Keeping mentally disordered patients alive, surely should be the most basic requirement of care costing £6,000 per week.

And, if patients die, then the service provider should be held liable, particularly, if the patients care costs so much, and they are not physically ill.

Why is the NHS paying that amount. How could it be justified ?

It is unknown, why the report in para 6, states 7 deaths in 13/14.

6. We recommend that SAH reviews the 7 unexpected deaths during 2013/14 to establish whether there were any actions that could have been taken by SAH to prevent the unexpected deaths. We further recommend that SAH commissions an independent review into the 7 unexpected deaths’.  

When the only deaths revealed publically, that I could find, were the 5, in 2010/11.

Have additional deaths, occurred under the radar, after the 5 in 2010/11?

http://www.northamptonchron.co.uk/news/health/health-news/appeal-for-st-andrew-hospital-deaths-report-to-be-public-1-6008003

The Healthwatch, wrote to NHS England, requesting  a published independent review. http://www.healthwatch.co.uk/sites/healthwatch.co.uk/files/letter_nhs_england_to_healthwatch_england_august_2014.pdf

But, how could this review, be independent, if commissioned, by NHS England, who themselves  commissioned 90% of St Andrews service?

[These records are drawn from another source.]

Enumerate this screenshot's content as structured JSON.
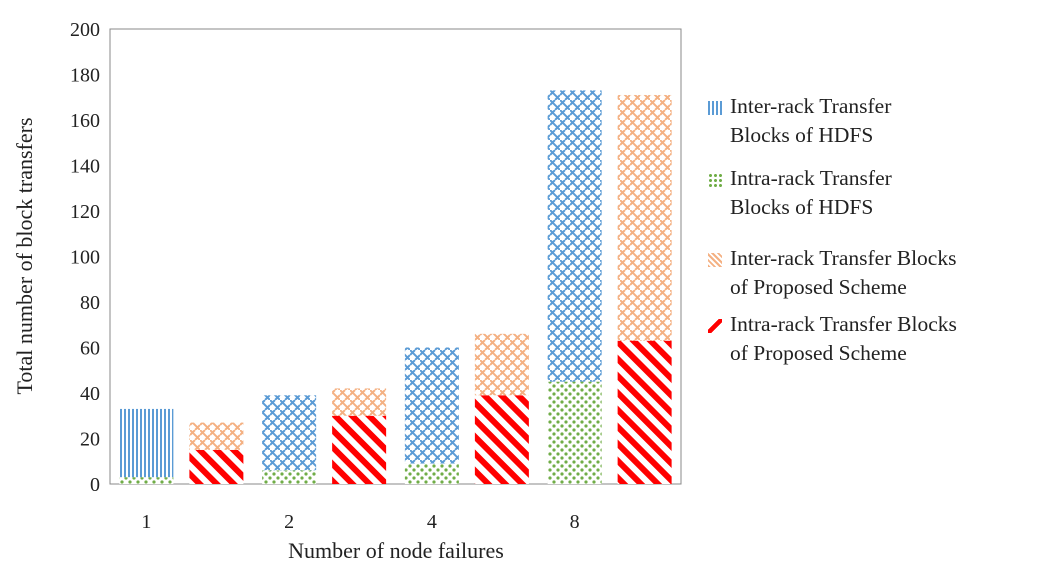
{
  "chart_data": {
    "type": "bar",
    "stacked": true,
    "xlabel": "Number of node failures",
    "ylabel": "Total number of block transfers",
    "ylim": [
      0,
      200
    ],
    "yticks": [
      0,
      20,
      40,
      60,
      80,
      100,
      120,
      140,
      160,
      180,
      200
    ],
    "categories": [
      "1",
      "2",
      "4",
      "8"
    ],
    "groups": [
      {
        "scheme": "HDFS",
        "segments": [
          {
            "series": "Intra-rack Transfer Blocks of HDFS",
            "values": [
              3,
              6,
              9,
              45
            ]
          },
          {
            "series": "Inter-rack Transfer Blocks of HDFS",
            "values": [
              30,
              33,
              51,
              128
            ]
          }
        ]
      },
      {
        "scheme": "Proposed",
        "segments": [
          {
            "series": "Intra-rack Transfer Blocks of Proposed Scheme",
            "values": [
              15,
              30,
              39,
              63
            ]
          },
          {
            "series": "Inter-rack Transfer Blocks of Proposed Scheme",
            "values": [
              12,
              12,
              27,
              108
            ]
          }
        ]
      }
    ],
    "legend": {
      "placement": "right",
      "entries": [
        {
          "key": "hdfs-inter",
          "lines": [
            "Inter-rack Transfer",
            "Blocks of HDFS"
          ],
          "color": "#5b9bd5",
          "pattern": "vertical-lines"
        },
        {
          "key": "hdfs-intra",
          "lines": [
            "Intra-rack Transfer",
            "Blocks of HDFS"
          ],
          "color": "#70ad47",
          "pattern": "dots"
        },
        {
          "key": "prop-inter",
          "lines": [
            "Inter-rack Transfer Blocks",
            "of Proposed Scheme"
          ],
          "color": "#f4b183",
          "pattern": "weave"
        },
        {
          "key": "prop-intra",
          "lines": [
            "Intra-rack Transfer Blocks",
            "of Proposed Scheme"
          ],
          "color": "#ff0000",
          "pattern": "diagonal-stripes"
        }
      ]
    },
    "grid": false
  }
}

This means they are investigating into their own chosen services.

If failings were to be revealed, NHS England as the commissioner ,would be liable for them.

The Healthwatch, further recommends a lay summary of the review be published.

As they want,

‘to be assured that SAH has a culture of continuous review and learning from unexpected deaths’.

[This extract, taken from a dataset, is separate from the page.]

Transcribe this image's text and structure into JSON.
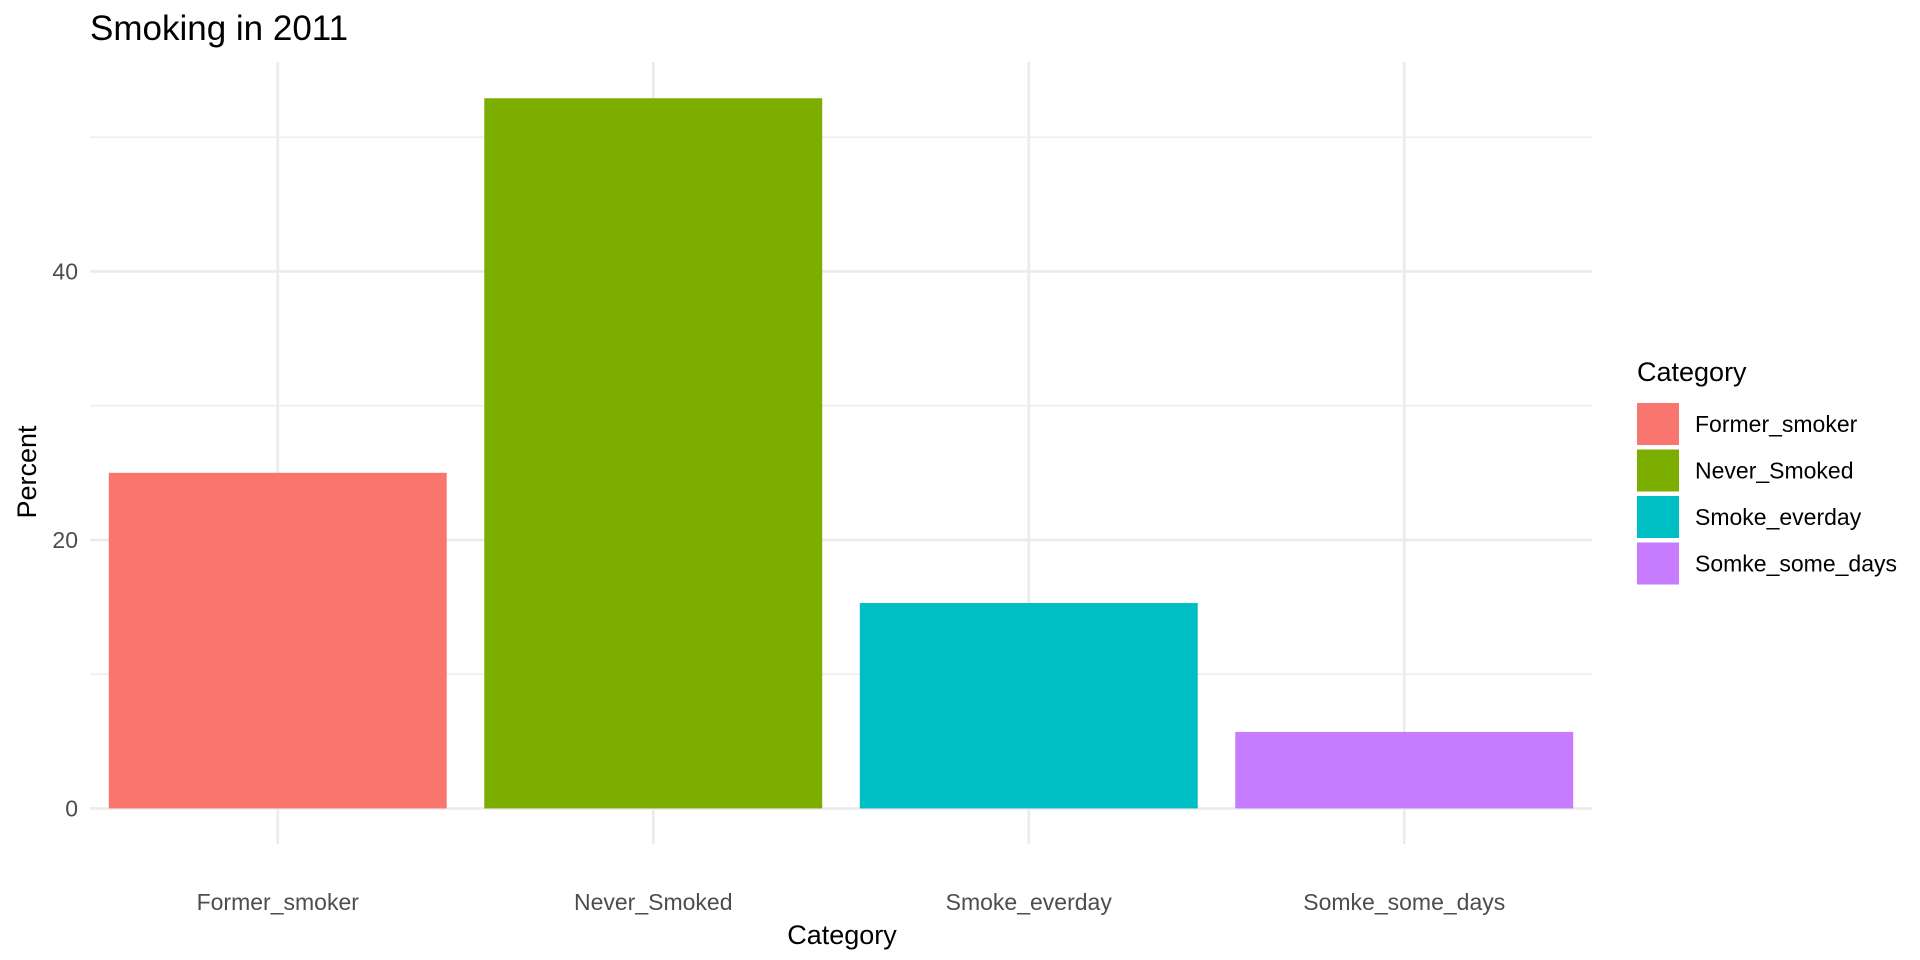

How about  being  accountable, for them ?

They recommend, that SAH invite the charity Rethink, to talk to the senior management team and the Board about Rethink’s 2013 report “Lethal Discrimination”, which calls for action to tackle ‘premature mortality’ in secure mental health settings.

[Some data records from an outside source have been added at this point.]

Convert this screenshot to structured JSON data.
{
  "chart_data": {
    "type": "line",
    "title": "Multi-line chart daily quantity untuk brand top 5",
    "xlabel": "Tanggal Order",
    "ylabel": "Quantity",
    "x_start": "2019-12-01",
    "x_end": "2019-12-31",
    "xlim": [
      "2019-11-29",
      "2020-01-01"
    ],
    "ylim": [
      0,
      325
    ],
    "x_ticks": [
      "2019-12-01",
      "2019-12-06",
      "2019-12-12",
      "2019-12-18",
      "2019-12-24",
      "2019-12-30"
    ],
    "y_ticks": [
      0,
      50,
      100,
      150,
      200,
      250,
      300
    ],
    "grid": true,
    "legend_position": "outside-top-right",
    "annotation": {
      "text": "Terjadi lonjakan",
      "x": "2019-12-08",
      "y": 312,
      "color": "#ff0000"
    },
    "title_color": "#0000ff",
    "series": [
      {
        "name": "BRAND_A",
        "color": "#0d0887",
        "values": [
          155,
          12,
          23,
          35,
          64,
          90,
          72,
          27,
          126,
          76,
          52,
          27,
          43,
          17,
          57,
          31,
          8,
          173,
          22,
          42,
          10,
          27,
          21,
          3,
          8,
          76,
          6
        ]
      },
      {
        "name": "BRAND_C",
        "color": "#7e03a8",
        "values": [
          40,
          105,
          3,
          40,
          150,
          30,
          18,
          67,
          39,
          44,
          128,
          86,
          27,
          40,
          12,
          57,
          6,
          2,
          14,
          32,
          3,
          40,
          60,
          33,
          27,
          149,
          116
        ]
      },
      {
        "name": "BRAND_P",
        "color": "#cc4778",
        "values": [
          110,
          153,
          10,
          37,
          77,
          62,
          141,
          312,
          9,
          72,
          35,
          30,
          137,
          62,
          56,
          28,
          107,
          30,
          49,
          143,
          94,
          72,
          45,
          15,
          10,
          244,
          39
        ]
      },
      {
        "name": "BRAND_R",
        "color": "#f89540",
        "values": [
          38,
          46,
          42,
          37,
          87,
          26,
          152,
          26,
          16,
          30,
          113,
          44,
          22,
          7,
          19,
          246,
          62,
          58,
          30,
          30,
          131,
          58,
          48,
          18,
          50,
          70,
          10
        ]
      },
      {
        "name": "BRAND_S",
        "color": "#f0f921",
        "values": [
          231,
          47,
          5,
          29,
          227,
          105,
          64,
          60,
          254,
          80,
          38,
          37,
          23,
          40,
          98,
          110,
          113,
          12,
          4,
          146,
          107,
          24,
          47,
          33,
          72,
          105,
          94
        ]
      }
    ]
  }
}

The latest guidance for investigation by coroners, into deaths of those subject to a DOL under MCA

see link http://www.no5.com/news-and-publications/publications/351-inquests-and-deprivation-of-liberty/

Gil Baldwin, Chief Executive Officer, St Andrew’s Healthcare, commented,

‘our charitable status means that any money we make is used to grow and improve our services for the benefit of our patients’.

But says nothing, of the executives’ huge salaries, as revealed in St Andrews Financial Report to the Charity Commission for 2013/14.

http://www.standrewshealthcare.co.uk/sites/default/files/documents/St%20%20Andrew’s%20Accounts%20for%202013%20to%202014%20(reduced%20size%20for%20web).pdf

So how many  more deaths per se let alone ‘unexpected’ deaths, in healthy people in a mental, not physical hospital,have there been in St Andrews since those in 2014 ?

And where were they revealed ?

And, why was there so much publicity, about the deaths in SLOVEN public provision and none about the deaths in private St Andrews provision

And worse still, this publicity, used to move all mental patients to St Andrews, or, other private provision, as a matter of NHS policy ?

Surely, patient safety, should be paramount not private profit.